Some solutions are being offered. British Home Secretary Blunkett has called for "police and government to work together to find ways of reversing the decline" of simple respect for the dignity of other human beings (op. cit.). Melanie Phillips adds: "Respect can be restored, but only if we acknowledge limits to selfishness and impose again the disciplines that create respect for oneself and for others" (ibid.).
While these solutions are certainly a start, we who preach Christ's gospel must emphasize a restoration of respect for the God who created human beings and for the laws He established for our good. We urge a change of heart and a turning to an altogether different direction—one of love for others by obedience to God's basic spiritual law, the Ten Commandments.
The biblical solution
What the prophet Isaiah wrote so many centuries ago applies equally well today: "Cry aloud, spare not; lift up your voice like a trumpet; tell My people their transgression, and the house of Jacob their sins" (Isaiah 58:1). For what purpose? To restore the abundant blessings that spring from obedience to God's laws.
Isaiah also wrote: "'Come now, and let us reason together,' says the LORD, 'Though your sins are like scarlet, they shall be as white as snow; though they are red like crimson, they shall be as wool. If you are willing and obedient, you shall eat the good of the land'" (Isaiah 1:18-19).
Luke's version of the Great Commission emphasizes repentance in particular: "And that repentance and remission of sins should be preached in His name to all nations, beginning at Jerusalem" (Luke 24:47).
The United Church of God publishes a substantial booklet about God's law, The Ten Commandments, showing how each and every one is as powerful, active and unchanging as the physical law of gravity. This basic spiritual law is the summation of God's absolute standard for the conduct of all people. You cannot afford to be without this publication and the companion brochure called Making Life Work. They are both free for the asking. WNP
Once Upon a Time: Our Green and Pleasant Land
World-famous British novelist, the late George Orwell, wrote of his countrymen in 1941:
"Their extreme gentleness, their deeply moral attitude to life...the gentleness of English civilisation is perhaps its most marked characteristic. You notice it the instant you set foot on English soil. It is a land where bus conductors are good-tempered and the policemen carry no revolvers" (The Lion and the Unicorn, 1941).
Writing 14 years later in 1955, American anthropologist Geoffrey Gorer echoed Orwell's words and added his observations: "The English are certainly among the most peaceful, gentle, courteous and orderly population that the civilised world has ever seen. The control of aggression has gone to such remarkable lengths that you hardly ever see a fight in a bar [pub] and football crowds are as orderly as church meetings" (quoted in Norman Dennis, Rising Crime and the Dismembered Family, London, 1993).

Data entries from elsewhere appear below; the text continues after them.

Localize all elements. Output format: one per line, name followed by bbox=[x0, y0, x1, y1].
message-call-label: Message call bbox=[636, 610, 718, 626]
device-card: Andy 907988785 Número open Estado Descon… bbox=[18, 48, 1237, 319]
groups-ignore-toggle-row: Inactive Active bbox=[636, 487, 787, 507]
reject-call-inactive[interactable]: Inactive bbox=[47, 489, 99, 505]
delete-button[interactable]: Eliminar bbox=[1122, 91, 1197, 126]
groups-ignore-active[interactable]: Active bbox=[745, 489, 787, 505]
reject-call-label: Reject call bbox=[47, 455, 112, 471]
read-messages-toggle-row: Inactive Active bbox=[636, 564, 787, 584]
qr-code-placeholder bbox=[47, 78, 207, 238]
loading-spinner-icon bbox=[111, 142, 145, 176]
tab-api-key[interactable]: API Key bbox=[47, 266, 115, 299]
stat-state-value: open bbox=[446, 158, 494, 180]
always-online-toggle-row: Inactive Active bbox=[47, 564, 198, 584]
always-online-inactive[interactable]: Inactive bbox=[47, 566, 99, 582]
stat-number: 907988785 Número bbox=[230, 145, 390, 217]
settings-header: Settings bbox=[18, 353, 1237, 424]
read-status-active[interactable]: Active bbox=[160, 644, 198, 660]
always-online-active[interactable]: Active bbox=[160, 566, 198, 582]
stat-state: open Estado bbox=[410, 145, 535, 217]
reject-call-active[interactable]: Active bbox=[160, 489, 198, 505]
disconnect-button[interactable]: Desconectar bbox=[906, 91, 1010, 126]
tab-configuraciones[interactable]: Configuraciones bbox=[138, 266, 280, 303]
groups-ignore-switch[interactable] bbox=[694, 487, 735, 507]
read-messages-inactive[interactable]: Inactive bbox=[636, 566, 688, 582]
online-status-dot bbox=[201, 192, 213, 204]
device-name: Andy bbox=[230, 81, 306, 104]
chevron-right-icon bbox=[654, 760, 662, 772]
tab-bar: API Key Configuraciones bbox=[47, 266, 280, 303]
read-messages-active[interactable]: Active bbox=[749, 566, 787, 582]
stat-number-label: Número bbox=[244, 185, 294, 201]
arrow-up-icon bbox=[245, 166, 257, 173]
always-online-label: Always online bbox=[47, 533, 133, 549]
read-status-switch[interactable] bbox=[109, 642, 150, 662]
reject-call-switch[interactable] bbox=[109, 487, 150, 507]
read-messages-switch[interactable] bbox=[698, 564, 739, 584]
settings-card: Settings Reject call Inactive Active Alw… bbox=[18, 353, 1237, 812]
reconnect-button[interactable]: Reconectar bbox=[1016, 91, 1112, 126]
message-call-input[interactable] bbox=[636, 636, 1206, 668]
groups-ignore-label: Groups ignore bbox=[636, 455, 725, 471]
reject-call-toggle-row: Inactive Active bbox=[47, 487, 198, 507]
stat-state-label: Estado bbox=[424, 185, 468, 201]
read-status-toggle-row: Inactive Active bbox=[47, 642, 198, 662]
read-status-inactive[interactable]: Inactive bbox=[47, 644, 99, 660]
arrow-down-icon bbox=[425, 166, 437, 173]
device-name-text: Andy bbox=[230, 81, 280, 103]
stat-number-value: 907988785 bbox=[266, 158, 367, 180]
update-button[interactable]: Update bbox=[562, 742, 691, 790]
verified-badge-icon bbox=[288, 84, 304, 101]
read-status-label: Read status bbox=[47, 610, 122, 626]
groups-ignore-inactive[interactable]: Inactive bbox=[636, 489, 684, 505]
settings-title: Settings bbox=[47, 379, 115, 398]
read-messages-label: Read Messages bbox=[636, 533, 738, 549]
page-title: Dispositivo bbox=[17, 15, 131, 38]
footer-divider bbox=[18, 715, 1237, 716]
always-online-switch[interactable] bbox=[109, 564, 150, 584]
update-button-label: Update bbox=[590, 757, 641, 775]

Today no author in his right mind could conscientiously write such glowing words. What we now see about us has happened in one or two generations. The behavioral changes within one century are truly astonishing.
Yet reversal is possible if we would only begin again to teach the spiritual absolutes regarding how a society should behave. The Christian pulpits in the Western world have a serious duty—an awesome responsibility for which they will be held accountable.